Título: O rio largo e o riacho
Autor: Cruvinel, Tereza
Fonte: Correio Braziliense, 04/06/2011, Opinião, p. 21

Jornalista, é presidente da Empresa Brasil de Comunicação (EBC)

A Anatel antecipou-se ao Congresso, onde o PL 116 se arrasta no Senado depois de longa tramitação na Câmara como PL 29. Com base na velha Lei do Cabo, a agência reguladora aprovou, na quinta-feira, regras que permitirão o ingresso das empresas de telefonia no mercado de TV por assinatura. Ok, as teles choraram e levaram. O consumidor talvez ganhe com a maior oferta de conteúdo e programação de TV desde que a competição faça o preço cair. No Brasil, essa lei capitalista nem sempre funciona.

Certo é que se abre agora uma larga avenida para a ação das teles, que já faturam muito mais que os radiodifusores (empresas de rádio e televisão). É hora de colocarem a mão na consciência e arquivarem a política mesquinha que vêm praticando contra a comunicação pública, que começa a dar os primeiros passos no Brasil.

Sei que estou falando grego para quem não é do ramo, mas vou tentar explicar. O assunto não interessa só aos do ramo, mas a toda a sociedade. A Anatel existe para regular e fiscalizar a atuação das empresas de radiodifusão e de telecomunicações. As primeiras não queriam as teles disputando o mercado de televisão paga, mas, pelo visto, as teles levaram a melhor.

Onde entra a mesquinharia contra a comunicação pública? Vamos lá. Estamos falando não apenas da EBC e do sistema público que está implantando mas também das TVs legislativas e do Judiciário, da TV Escola e de outras redes públicas previstas no decreto da TV digital, mas que só existirão nesse sistema. Falo da Rede da Cultura e da Rede da Cidadania.

Hoje, no sistema analógico, não há canais para mais ninguém. O setor privado levou tudo. A TV Brasil, TV pública federal, tem cobertura restrita no pais. Supre a limitação formando rede com as TVs educativas, distribuindo a programação por satélite (vulgarmente falando, pela antena parabólica. O Brasil tem 22 milhões delas!) e por TVs por assinatura.

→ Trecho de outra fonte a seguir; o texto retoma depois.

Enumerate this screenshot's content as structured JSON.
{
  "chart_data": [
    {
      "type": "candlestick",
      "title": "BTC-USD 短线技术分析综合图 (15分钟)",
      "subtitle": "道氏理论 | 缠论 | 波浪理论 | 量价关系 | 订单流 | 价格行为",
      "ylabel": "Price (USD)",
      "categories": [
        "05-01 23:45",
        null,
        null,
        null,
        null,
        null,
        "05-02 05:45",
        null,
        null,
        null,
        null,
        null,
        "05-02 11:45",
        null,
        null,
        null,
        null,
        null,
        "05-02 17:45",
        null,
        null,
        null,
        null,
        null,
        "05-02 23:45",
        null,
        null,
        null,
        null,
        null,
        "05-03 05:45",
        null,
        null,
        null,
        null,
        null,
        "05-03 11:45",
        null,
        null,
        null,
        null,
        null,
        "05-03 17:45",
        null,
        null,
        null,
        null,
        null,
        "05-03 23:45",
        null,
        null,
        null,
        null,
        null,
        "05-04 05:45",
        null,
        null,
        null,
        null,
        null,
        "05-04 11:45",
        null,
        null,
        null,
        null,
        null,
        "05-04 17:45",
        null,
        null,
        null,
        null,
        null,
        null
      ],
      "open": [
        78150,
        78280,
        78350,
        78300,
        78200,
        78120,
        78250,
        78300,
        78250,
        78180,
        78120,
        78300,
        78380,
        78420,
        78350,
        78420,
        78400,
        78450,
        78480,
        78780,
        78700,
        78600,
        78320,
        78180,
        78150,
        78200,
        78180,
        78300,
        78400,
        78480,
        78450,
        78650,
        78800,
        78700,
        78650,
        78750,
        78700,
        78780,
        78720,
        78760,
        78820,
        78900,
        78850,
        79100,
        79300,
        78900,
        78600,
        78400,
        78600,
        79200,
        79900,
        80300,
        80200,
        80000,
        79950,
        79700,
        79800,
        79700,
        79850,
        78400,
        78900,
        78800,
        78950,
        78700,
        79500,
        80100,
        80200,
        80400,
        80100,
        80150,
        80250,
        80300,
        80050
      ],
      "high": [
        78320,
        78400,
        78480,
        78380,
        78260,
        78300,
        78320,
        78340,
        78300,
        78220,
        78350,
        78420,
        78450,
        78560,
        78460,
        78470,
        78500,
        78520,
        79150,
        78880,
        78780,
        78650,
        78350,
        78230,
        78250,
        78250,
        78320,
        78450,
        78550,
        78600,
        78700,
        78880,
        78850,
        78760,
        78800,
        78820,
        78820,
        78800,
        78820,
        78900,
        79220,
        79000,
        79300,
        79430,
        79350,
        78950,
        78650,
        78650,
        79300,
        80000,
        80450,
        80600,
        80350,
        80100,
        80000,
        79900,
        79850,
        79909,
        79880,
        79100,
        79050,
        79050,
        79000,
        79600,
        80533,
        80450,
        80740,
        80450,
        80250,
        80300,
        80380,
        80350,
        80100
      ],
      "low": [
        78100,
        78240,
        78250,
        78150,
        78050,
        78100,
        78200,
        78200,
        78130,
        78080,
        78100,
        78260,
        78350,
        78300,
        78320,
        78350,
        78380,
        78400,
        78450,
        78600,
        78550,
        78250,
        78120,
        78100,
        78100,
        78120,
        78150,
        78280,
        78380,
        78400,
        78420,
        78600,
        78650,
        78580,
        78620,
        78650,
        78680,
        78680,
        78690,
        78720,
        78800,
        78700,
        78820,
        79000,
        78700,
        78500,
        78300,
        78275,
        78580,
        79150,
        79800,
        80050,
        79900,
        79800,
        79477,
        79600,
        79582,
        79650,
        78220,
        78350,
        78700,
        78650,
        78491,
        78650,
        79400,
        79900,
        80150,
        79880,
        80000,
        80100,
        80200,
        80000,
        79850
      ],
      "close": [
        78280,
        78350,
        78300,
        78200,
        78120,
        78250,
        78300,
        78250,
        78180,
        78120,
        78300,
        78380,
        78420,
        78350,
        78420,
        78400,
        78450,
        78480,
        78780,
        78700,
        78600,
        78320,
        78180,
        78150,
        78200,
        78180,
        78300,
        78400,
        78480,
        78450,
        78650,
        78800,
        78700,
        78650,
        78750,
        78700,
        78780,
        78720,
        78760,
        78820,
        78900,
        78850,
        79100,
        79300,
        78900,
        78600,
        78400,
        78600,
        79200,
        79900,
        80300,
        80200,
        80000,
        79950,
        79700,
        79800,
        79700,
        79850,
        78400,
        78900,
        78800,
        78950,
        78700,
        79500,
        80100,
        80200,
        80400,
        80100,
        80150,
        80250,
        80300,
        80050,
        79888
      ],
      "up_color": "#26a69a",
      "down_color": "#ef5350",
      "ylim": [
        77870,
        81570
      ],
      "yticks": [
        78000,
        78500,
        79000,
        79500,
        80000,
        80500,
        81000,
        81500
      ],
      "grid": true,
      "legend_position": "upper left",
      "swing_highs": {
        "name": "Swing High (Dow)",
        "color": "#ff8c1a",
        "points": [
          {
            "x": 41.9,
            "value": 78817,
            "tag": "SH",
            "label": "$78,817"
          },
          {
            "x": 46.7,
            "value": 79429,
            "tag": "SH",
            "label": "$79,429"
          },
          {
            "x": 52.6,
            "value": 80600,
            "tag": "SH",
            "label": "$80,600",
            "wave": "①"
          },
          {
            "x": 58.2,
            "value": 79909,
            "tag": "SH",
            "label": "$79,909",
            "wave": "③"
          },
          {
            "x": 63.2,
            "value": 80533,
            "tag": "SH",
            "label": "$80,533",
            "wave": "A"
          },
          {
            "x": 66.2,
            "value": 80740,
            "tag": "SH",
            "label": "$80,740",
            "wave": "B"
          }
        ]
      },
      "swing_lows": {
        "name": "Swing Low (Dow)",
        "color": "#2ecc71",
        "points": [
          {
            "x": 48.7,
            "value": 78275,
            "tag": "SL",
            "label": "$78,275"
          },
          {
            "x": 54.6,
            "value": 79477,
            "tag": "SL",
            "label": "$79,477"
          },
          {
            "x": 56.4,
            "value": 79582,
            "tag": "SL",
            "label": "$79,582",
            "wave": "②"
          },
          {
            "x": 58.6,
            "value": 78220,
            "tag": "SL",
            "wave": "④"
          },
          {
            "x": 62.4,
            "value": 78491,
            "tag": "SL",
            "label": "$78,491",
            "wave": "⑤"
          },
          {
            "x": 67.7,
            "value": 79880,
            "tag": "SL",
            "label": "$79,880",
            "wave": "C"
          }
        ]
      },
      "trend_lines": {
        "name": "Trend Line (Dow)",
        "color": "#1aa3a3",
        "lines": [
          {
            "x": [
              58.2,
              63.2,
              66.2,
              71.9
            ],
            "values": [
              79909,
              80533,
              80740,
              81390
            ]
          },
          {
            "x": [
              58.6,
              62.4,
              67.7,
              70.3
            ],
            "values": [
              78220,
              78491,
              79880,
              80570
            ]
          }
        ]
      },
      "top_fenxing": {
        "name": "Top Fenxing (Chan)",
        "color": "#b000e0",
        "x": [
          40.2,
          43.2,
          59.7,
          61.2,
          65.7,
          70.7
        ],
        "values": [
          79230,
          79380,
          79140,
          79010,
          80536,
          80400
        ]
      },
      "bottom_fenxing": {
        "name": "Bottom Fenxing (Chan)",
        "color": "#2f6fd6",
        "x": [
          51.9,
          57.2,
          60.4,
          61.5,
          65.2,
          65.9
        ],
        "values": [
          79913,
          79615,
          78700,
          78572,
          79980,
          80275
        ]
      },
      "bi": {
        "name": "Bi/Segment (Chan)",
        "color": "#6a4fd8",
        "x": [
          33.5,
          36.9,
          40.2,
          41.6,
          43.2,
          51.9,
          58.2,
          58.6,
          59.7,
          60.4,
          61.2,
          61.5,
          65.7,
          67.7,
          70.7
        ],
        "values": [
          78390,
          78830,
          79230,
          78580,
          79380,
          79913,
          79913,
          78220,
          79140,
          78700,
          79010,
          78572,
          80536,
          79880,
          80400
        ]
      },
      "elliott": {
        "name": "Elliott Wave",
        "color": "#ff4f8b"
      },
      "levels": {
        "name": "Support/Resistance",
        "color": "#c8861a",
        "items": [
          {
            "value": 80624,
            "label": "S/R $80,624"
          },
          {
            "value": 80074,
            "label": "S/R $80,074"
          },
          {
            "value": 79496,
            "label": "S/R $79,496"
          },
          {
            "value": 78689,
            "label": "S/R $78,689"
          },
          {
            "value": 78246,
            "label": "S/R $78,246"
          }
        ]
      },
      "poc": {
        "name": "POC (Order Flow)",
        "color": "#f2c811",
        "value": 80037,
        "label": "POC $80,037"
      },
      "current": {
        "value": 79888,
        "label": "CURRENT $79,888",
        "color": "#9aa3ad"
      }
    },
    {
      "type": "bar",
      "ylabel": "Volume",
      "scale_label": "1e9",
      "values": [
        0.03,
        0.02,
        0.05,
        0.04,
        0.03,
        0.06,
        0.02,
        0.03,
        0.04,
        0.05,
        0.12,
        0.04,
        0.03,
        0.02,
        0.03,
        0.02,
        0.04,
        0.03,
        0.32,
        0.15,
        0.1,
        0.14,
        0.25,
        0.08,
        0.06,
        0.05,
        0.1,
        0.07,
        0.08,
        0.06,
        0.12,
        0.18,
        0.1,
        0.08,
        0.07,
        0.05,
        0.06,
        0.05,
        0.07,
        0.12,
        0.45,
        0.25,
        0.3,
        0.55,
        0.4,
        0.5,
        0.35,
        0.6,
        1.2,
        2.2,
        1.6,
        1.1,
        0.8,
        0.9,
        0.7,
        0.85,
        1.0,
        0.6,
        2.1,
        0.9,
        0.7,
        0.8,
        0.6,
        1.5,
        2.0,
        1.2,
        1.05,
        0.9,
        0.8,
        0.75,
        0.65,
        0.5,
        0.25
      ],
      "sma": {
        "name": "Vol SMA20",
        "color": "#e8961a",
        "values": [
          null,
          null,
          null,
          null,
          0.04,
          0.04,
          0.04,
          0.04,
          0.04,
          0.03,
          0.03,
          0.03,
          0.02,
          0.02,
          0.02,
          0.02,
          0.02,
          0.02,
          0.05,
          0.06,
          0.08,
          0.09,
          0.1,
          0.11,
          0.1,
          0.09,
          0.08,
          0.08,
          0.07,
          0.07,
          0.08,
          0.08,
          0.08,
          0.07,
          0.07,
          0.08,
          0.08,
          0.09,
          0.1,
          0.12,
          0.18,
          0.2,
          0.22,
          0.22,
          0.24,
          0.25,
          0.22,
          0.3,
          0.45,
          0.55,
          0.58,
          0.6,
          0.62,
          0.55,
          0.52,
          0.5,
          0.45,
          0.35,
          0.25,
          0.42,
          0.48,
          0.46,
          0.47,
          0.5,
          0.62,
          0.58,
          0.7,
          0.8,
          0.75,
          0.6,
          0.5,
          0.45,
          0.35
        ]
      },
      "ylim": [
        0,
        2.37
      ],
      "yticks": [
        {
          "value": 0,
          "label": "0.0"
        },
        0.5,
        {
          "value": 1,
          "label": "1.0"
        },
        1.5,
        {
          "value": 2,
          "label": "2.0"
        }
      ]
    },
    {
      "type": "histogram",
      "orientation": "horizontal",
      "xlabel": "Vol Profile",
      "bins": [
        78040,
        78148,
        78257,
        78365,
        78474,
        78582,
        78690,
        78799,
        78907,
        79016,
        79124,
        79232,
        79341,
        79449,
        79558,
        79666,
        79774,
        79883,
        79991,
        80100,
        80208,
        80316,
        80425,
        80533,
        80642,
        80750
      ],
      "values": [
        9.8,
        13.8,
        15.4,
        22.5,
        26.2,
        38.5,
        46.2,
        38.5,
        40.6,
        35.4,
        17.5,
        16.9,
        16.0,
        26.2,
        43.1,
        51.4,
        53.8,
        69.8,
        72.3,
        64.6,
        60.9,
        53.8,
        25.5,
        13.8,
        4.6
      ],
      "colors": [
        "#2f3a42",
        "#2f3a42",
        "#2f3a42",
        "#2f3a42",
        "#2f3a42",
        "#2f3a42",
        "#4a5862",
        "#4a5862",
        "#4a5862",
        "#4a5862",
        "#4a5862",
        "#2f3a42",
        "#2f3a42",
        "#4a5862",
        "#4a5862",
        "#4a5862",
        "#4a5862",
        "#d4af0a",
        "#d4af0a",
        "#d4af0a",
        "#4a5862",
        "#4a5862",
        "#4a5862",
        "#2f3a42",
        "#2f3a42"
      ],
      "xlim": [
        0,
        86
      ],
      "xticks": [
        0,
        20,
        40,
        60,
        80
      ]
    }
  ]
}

A comunicação pública é atributo das melhores democracias. Ajuda a equilibrar o sistema de radiodifusão, dando-lhe pluralismo, de opinião ou de conteúdo. No Brasil, ao contrário de outros países, sobretudo dos europeus, ela está surgindo com atraso de décadas. Sempre é tempo, mas o detalhe é que a comunicação pública precisa ser financiada por dinheiro que não venha da publicidade comercial, pois não deve praticá-la. Deve ser independente do governo e do mercado para oferecer o complemento. Por exemplo, programas necessários, mas que não atraem publicidade. Programas educativos, culturais ou para minorias, por exemplo.

Pois bem. Quando da votação da Lei da EBC, no início de 2008, o relator na Câmara, deputado Walter Pinheiro, atendeu a nosso apelo para que imaginasse uma fonte perene de financiamento da TV Pública. Ele concebeu a Contribuição de Fomento à Comunicação Pública, composta por 5% do que deveria ser recolhido ao Fistel pelas empresas de radiodifusão e telecomunicações. Destinou 75% dos recursos à EBC e os 25% às demais TVs do campo público federal ¿ as que eu citei.

Eis que, criada a EBC, entramos em campo para regular o recolhimento desse rico dinheirinho. Rico para a comunicação pública, mas pouco significativo para as teles, que faturam mais de R$ 50 bilhões por ano. Eis, porém, que o Sinditelebrasil, que representa as teles, foi à Justiça, ganhou uma liminar e passou a depositar os recursos em juízo. Estão retidos em juízo mais de R$ 600 milhões, que poderiam estar impulsionando a migração das emissoras públicas para o sistema digital. Ou financiando equipamentos e programação alternativa.

Recentemente, com a mediação do professor Murilo Ramos, membro do Conselho Curador da EBC, a ministra Helena Chagas e eu discutimos o assunto com o Sinditelebrasil. Combinamos designar técnicos para examinar o assunto e as possibilidades de acordo. A hora ajuda. Quando um rio tão caudaloso começa a correr no terreno das teles, elas bem que poderiam liberar as águas do pequeno riacho previsto para irrigar o campo árido da comunicação pública.